For your interest a pilot’s recount of his first flight in Spitfire MkVIII MV154, flying it in displays at Duxford Flying Legends and meeting with Mary Wilkins the ATA pilot who delivered the aircraft to the RAF. MV154 never flew in action, it was crated and shipped to Australia where it arrived too late to take part in the conflict. It was never even issued with an Australian Spitfire serial number such as A58-???. Before being sold to Robs Lamplough it was assembled by an Australian Technical School and used for instruction on aircraft maintenance but not flown. It’s original M70 was removed for use in an Australian built P51 Mustang.
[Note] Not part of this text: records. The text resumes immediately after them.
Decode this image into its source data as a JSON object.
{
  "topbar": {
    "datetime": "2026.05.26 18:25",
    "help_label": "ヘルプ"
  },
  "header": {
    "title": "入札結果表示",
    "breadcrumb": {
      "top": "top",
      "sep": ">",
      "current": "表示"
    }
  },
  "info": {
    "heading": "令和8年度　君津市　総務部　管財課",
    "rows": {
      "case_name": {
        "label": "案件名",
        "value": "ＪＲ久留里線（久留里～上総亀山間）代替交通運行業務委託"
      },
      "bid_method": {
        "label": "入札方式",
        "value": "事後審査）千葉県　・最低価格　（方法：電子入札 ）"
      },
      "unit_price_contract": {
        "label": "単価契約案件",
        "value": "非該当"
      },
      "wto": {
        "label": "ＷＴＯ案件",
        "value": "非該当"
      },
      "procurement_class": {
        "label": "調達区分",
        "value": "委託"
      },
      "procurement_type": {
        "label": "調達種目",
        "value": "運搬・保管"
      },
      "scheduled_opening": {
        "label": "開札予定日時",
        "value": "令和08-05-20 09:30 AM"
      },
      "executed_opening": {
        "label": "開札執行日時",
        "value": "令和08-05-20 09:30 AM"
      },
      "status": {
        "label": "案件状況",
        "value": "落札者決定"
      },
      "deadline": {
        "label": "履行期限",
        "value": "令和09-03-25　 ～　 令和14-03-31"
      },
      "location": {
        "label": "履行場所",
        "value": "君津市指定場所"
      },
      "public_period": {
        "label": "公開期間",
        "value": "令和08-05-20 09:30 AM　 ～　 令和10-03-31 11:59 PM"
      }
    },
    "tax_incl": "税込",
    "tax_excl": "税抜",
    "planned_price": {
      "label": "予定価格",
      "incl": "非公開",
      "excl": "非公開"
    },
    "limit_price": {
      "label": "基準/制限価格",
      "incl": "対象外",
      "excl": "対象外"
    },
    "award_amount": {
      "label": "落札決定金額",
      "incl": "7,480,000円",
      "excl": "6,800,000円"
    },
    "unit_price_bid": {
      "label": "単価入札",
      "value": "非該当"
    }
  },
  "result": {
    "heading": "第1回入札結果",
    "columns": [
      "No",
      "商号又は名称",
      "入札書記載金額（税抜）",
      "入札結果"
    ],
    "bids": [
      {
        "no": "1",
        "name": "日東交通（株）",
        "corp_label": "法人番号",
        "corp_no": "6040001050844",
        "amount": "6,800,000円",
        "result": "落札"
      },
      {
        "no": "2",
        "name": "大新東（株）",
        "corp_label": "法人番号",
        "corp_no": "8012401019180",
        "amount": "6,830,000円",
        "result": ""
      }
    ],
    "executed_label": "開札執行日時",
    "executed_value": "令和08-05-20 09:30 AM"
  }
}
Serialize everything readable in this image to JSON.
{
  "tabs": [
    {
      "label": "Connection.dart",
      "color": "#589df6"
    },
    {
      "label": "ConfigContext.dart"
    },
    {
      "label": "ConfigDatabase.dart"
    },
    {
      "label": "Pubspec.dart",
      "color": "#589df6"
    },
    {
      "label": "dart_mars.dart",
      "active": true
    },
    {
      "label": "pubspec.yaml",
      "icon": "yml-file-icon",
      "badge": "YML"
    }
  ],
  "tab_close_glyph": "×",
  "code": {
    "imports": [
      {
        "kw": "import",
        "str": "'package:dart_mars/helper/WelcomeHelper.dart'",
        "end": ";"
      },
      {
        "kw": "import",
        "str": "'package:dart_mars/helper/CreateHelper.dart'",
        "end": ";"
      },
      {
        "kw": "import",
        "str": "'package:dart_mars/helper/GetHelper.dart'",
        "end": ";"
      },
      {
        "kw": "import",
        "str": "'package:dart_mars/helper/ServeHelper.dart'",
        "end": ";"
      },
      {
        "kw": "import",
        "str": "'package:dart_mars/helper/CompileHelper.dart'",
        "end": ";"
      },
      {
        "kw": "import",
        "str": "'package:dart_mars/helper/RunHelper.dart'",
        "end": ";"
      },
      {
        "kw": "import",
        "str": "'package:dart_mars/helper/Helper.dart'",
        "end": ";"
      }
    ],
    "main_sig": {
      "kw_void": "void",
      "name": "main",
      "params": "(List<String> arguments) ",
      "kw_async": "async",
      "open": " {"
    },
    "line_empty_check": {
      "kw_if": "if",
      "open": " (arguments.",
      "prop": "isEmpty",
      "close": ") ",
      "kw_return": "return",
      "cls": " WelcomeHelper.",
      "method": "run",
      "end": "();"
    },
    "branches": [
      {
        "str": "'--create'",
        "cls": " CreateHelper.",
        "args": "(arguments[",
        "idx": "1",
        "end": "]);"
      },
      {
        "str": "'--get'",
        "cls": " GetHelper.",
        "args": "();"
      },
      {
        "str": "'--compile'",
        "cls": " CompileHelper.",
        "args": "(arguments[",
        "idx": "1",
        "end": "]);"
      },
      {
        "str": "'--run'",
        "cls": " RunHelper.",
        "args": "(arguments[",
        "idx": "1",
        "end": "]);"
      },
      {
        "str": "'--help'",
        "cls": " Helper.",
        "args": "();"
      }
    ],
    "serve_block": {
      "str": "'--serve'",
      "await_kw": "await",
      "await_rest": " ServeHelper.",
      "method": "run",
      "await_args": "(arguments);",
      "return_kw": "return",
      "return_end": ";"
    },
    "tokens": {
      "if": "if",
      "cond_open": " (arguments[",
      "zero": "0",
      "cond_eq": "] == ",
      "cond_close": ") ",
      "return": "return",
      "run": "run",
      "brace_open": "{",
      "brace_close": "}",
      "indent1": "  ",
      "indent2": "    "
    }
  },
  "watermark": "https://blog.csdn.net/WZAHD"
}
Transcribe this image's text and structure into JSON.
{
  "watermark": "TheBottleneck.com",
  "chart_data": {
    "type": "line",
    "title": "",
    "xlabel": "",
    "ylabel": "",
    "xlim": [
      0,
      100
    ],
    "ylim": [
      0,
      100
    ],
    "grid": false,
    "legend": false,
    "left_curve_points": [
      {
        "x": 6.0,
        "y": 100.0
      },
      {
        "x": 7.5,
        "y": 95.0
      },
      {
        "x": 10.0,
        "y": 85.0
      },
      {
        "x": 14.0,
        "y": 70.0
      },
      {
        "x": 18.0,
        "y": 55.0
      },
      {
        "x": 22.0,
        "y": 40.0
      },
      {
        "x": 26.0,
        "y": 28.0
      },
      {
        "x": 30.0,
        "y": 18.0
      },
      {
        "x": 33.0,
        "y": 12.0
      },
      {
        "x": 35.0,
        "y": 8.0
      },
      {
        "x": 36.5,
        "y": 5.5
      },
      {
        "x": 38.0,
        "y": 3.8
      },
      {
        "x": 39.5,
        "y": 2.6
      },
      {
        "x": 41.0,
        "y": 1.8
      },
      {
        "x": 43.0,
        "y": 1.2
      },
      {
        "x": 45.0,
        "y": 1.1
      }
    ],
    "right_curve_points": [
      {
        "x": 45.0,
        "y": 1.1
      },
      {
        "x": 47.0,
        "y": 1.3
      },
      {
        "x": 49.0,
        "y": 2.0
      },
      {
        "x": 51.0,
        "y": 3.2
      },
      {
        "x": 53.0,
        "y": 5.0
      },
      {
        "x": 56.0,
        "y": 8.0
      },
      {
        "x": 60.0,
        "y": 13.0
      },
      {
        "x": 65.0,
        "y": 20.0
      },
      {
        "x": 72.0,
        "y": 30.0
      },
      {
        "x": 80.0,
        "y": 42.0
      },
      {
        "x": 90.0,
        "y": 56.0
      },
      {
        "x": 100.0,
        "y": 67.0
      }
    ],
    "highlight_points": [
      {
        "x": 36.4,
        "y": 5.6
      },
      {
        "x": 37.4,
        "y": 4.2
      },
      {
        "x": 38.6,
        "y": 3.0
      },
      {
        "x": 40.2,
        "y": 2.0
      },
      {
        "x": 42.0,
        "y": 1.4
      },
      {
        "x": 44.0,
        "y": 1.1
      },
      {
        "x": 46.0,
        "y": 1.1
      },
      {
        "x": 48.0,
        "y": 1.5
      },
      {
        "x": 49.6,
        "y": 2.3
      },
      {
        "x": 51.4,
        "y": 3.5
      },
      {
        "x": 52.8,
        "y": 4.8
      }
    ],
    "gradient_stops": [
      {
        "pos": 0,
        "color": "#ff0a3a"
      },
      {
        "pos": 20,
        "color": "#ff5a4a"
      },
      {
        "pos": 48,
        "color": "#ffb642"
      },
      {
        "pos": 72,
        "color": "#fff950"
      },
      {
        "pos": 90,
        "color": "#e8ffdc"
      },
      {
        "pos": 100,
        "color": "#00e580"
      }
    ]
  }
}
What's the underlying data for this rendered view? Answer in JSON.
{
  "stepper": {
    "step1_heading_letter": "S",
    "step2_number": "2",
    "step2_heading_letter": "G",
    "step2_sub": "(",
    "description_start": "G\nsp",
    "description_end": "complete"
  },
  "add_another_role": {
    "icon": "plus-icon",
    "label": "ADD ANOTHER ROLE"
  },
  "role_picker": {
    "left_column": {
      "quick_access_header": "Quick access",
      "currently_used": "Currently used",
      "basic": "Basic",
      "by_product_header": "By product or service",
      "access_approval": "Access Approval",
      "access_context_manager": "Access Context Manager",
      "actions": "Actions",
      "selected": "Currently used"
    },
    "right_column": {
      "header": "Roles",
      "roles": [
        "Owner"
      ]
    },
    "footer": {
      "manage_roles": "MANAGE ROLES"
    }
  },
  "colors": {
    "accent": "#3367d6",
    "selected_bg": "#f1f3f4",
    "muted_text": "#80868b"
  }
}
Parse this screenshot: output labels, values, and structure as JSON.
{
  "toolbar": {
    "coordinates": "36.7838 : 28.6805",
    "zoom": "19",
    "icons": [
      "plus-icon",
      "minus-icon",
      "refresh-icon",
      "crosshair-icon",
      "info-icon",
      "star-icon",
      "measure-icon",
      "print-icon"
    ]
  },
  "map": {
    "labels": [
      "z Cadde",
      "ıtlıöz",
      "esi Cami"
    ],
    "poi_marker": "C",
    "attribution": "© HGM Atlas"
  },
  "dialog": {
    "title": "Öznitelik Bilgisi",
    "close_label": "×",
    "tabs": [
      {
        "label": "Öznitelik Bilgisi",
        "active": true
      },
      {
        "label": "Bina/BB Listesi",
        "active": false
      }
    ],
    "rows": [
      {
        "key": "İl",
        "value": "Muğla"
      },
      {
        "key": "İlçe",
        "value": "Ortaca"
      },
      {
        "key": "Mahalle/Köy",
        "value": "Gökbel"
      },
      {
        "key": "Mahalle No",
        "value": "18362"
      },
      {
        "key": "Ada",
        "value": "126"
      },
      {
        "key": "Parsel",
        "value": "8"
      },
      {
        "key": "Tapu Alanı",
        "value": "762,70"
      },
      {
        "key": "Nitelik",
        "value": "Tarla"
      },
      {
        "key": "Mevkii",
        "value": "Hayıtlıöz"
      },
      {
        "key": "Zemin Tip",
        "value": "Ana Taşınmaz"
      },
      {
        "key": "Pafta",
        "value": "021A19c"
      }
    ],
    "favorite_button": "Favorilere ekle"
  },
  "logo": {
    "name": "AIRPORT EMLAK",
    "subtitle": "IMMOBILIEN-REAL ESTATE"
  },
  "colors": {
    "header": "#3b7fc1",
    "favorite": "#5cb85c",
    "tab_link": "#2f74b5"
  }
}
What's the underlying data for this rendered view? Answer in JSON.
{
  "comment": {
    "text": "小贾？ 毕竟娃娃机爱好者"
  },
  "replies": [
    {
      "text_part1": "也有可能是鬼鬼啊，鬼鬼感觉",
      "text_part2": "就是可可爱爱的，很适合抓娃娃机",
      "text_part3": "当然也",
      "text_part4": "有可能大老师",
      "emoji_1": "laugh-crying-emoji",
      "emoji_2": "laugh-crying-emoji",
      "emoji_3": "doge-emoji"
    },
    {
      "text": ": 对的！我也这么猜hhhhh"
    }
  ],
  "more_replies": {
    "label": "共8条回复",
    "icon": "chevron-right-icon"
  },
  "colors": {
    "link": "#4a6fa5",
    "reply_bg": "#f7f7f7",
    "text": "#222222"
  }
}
It was then purchased by an Australian who apparently hung it from the roof of a hanger.
In 2016 MV154 suffered an engine problem on it’s way back to Bremgarten and the engine had to be rebuilt. I only saw the wings on the hangar floor during my visit in December. I am happy to say that I saw the complete aircraft on static display in Bremgarten in June 2017, but it was not flown as the “new” engine needed to be ground run for a while before being cleared for flight.
In the pilots notes, of interest is the fact that one needs to prime the engine with oil before the start up procedure. Even in the most complex sim such as DCS, the start procedure starts with cracking the throttle open which also turns on the electrical system in the sim, so we are only doing about half of the normal start procedure.
All speeds are in knots, whereas the original instruments and flying notes were in m.p.h. If I remember correctly knots were introduced as standard once the Americans joined the war in Europe.